By Steve Austin:
I’ve had a lot of labels in my life.
It started around the age of three. I remember it like it happened this morning — every nasty detail. Jeremy was the teenager who lived across the street. He seemed like a giant at the time. He was big and strong and took advantage of me. And he knew better.
My family went through the court proceedings, counseling, hearings, but nothing happened to that teenage boy. He was shown grace. Grace he didn’t deserve. My family would have hung that teenage boy out to dry, but the judge gave Jeremy a second chance.
2) People Pleaser
Life went on. I learned from watching my Momma the technique of “fake it to make it”. She had a great deal of hurt in her life, but she was always the life of the party — even when she was falling apart inside. I was a good little church boy (another label): Sunday morning and evening, Wednesday night, children’s camp, youth camp, you name it. Dad sang in the musicals, Momma helped with the children’s choir, and there is a video of me singing a solo in the Christmas program at the age of five. It made people happy, which made me happy.
3) Sex Expert
At 12, I began a love affair with pornography that lasted for years. I liked it. It looked fun. It reminded me, in a sick and twisted way, of how I made Jeremy feel good as a little three year old boy. I shared it with friends, explained things to boys at school, and became the “porn expert” by 7th grade. I felt like I knew it all.

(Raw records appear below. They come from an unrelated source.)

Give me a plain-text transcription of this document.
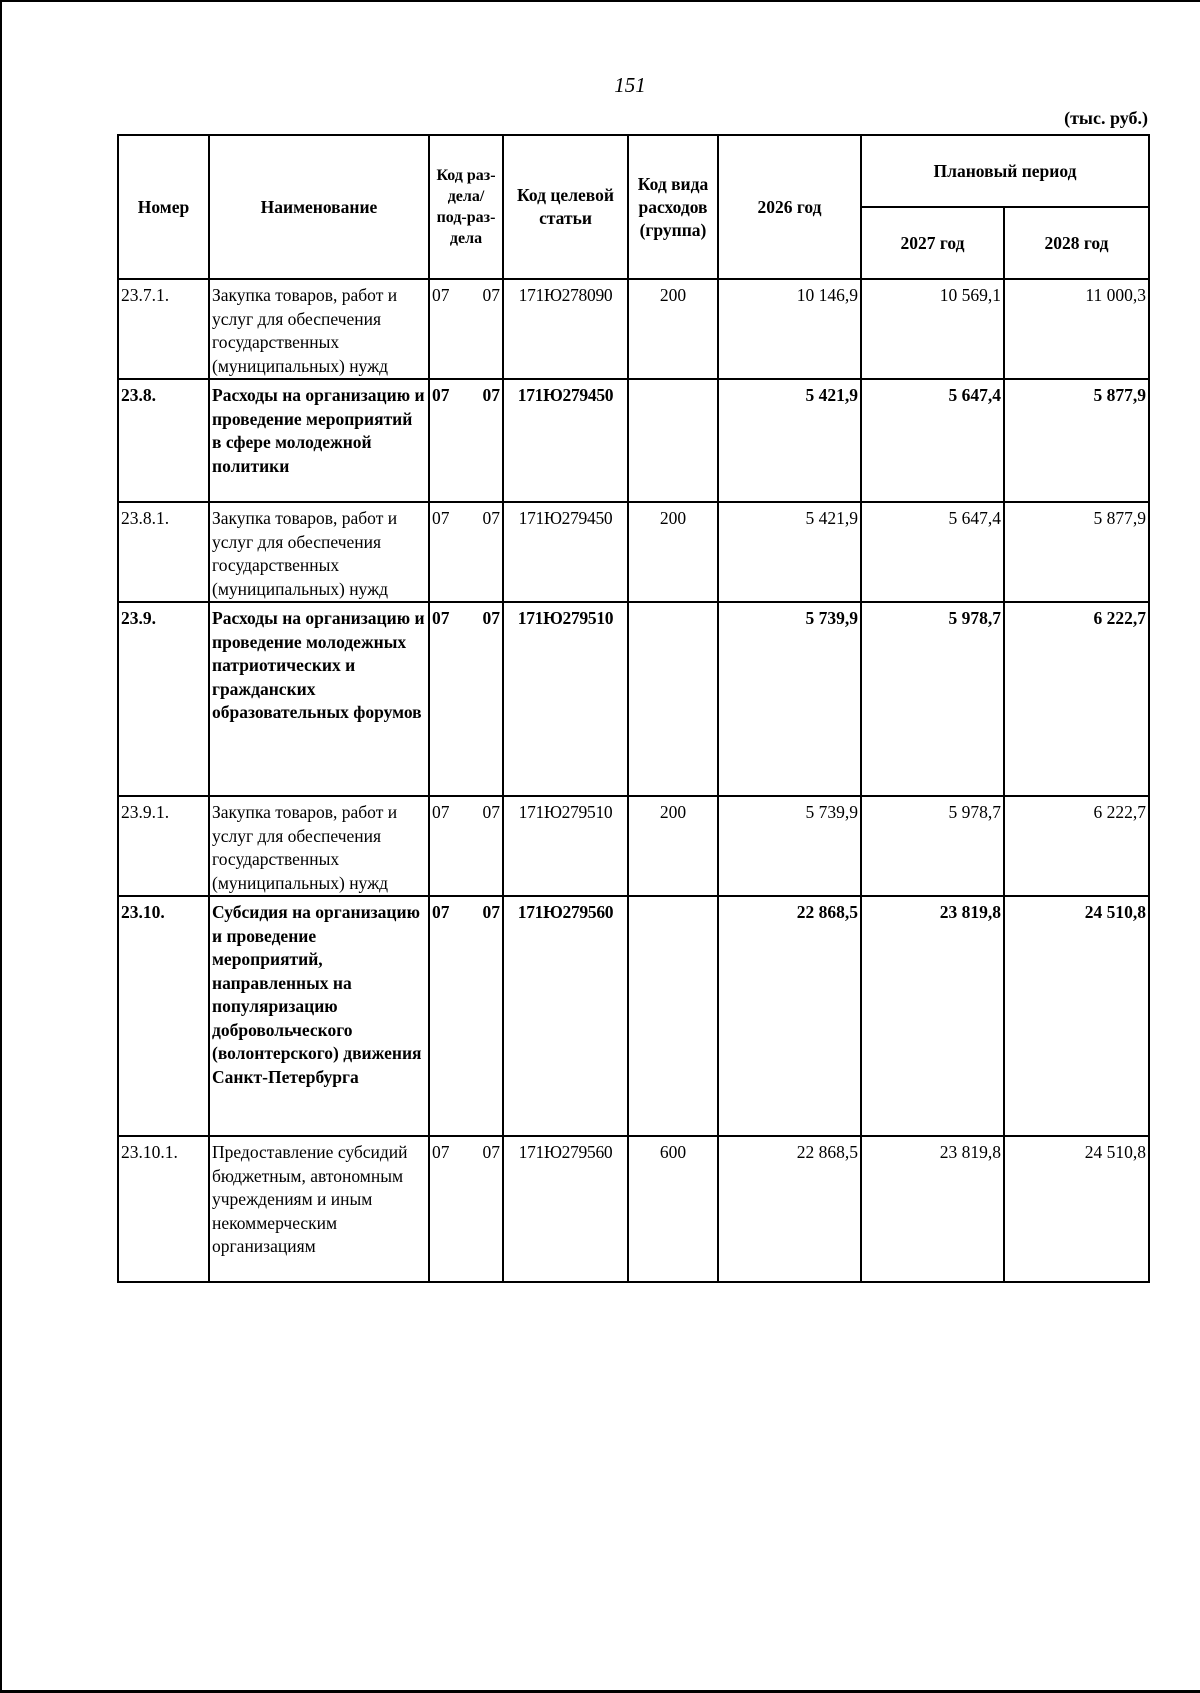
151
(тыс. руб.)
Номер	Наименование	Код раз-дела/ под-раз-дела	Код целевой статьи	Код вида расходов (группа)	2026 год	Плановый период	
						2027 год	2028 год
23.7.1.	Закупка товаров, работ и услуг для обеспечения государственных (муниципальных) нужд	07 07	171Ю278090	200	10 146,9	10 569,1	11 000,3
23.8.	Расходы на организацию и проведение мероприятий в сфере молодежной политики	07 07	171Ю279450		5 421,9	5 647,4	5 877,9
23.8.1.	Закупка товаров, работ и услуг для обеспечения государственных (муниципальных) нужд	07 07	171Ю279450	200	5 421,9	5 647,4	5 877,9
23.9.	Расходы на организацию и проведение молодежных патриотических и гражданских образовательных форумов	07 07	171Ю279510		5 739,9	5 978,7	6 222,7
23.9.1.	Закупка товаров, работ и услуг для обеспечения государственных (муниципальных) нужд	07 07	171Ю279510	200	5 739,9	5 978,7	6 222,7
23.10.	Субсидия на организацию и проведение мероприятий, направленных на популяризацию добровольческого (волонтерского) движения Санкт-Петербурга	07 07	171Ю279560		22 868,5	23 819,8	24 510,8
23.10.1.	Предоставление субсидий бюджетным, автономным учреждениям и иным некоммерческим организациям	07 07	171Ю279560	600	22 868,5	23 819,8	24 510,8
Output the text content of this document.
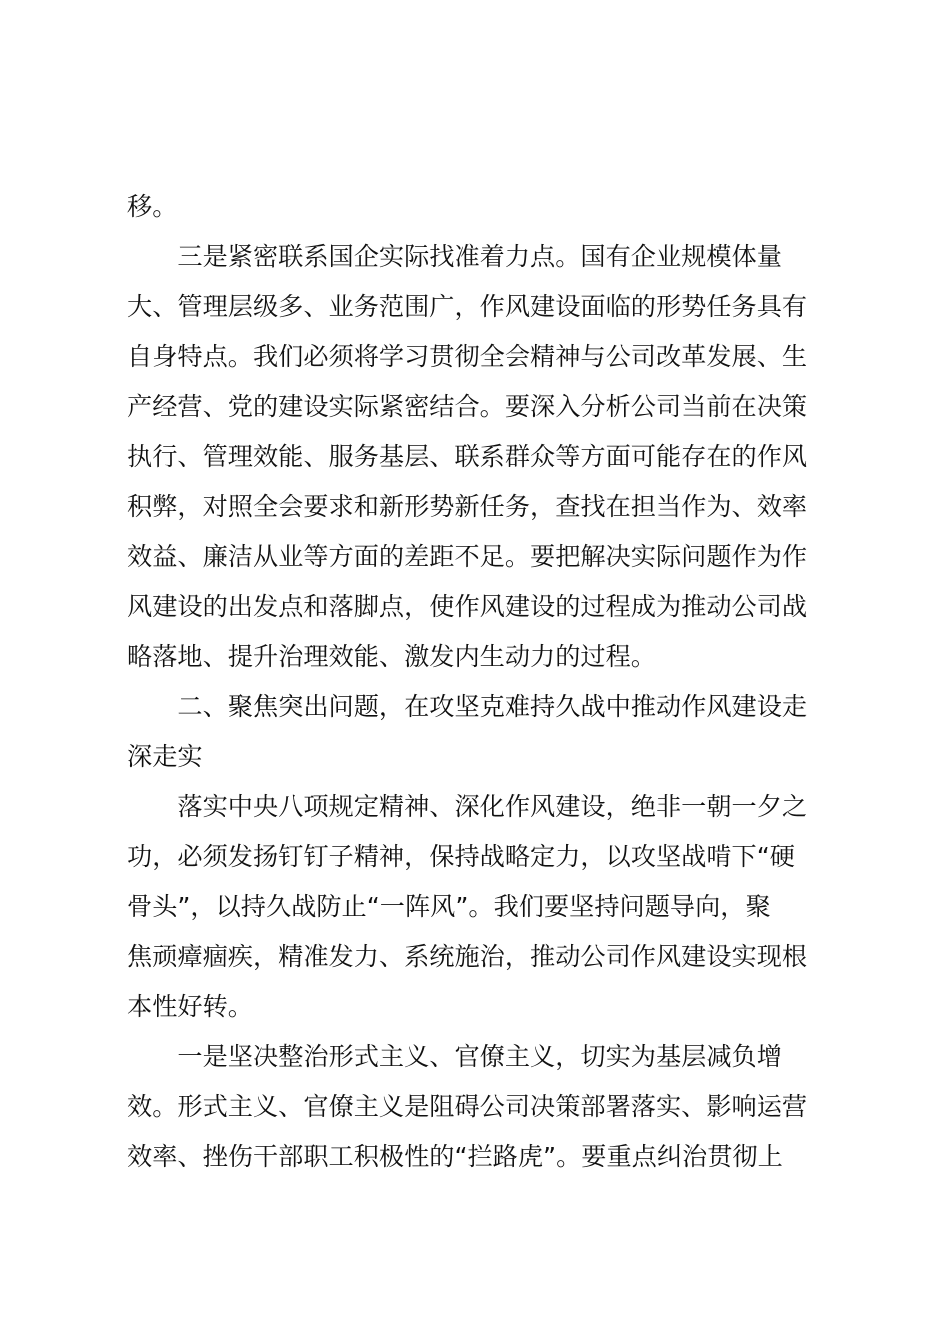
移。
三是紧密联系国企实际找准着力点。国有企业规模体量
大、管理层级多、业务范围广，作风建设面临的形势任务具有
自身特点。我们必须将学习贯彻全会精神与公司改革发展、生
产经营、党的建设实际紧密结合。要深入分析公司当前在决策
执行、管理效能、服务基层、联系群众等方面可能存在的作风
积弊，对照全会要求和新形势新任务，查找在担当作为、效率
效益、廉洁从业等方面的差距不足。要把解决实际问题作为作
风建设的出发点和落脚点，使作风建设的过程成为推动公司战
略落地、提升治理效能、激发内生动力的过程。
二、聚焦突出问题，在攻坚克难持久战中推动作风建设走
深走实
落实中央八项规定精神、深化作风建设，绝非一朝一夕之
功，必须发扬钉钉子精神，保持战略定力，以攻坚战啃下“硬
骨头”，以持久战防止“一阵风”。我们要坚持问题导向，聚
焦顽瘴痼疾，精准发力、系统施治，推动公司作风建设实现根
本性好转。
一是坚决整治形式主义、官僚主义，切实为基层减负增
效。形式主义、官僚主义是阻碍公司决策部署落实、影响运营
效率、挫伤干部职工积极性的“拦路虎”。要重点纠治贯彻上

As I grew older, my label evolved to include all kinds of sexual experimentation. There was a void inside me that I had barely begun to notice, but the sex promised, “With this adventure, you can be taken away for a while.” Besides, it was who I was, so why not embrace it?
These conflicting labels began to seriously collide. One day in high school, I toured the Department of Human Resources as part of a Youth Leadership group. They were talking about how they handle child molestation cases. My defenses went up, and my “fake it to make it” People-Pleaser personality went into overdrive. I tried to play it cool and not think about my own past. But as the director held up the dolls they use to interview the children, I lost it. I ran out of the room and fell apart in the hallway. I was humiliated, and my labels were becoming impossible to maintain.
In the midst of these wildly conflicting labels, I thought I knew God. It was what the Church Boy in me wanted to believe. But while I knew plenty about God, I had nothing that resembled a relationship. He was just another label I wore. I had no revelation that God’s love could keep me safe and sane through all of life’s struggles, without the need to hide behind labels.
When I was twenty-five, I began a process of truly learning who my God is, and how he could provide me with a second chance, free from labels and forced definitions. For years, I’d allowed hurt to control my life. Clinging to a victim mentality, I shrouded myself in shame and used it as an excuse for sexual deviance. But God’s grace is greater. His love is made perfect in my weakness.
And it all came home for me one day when I realized that, just like Jeremy, I had been given grace that I didn’t deserve.
I’m now twenty-eight, have been married for four years to my very best friend, Lindsey. About a month ago, we celebrated the birth of our first child, Benjamin Thomas. I no longer live under the weight of labels – I’m me. The real me.
And being real is freeing. Setting aside the masks of religion and victimhood, I am now free from the chains that once bound me. I’m free to love others and myself with grace. And with that love, it’s my desire to start a revolution – free from labels – in the lives of everyone I come in contact with.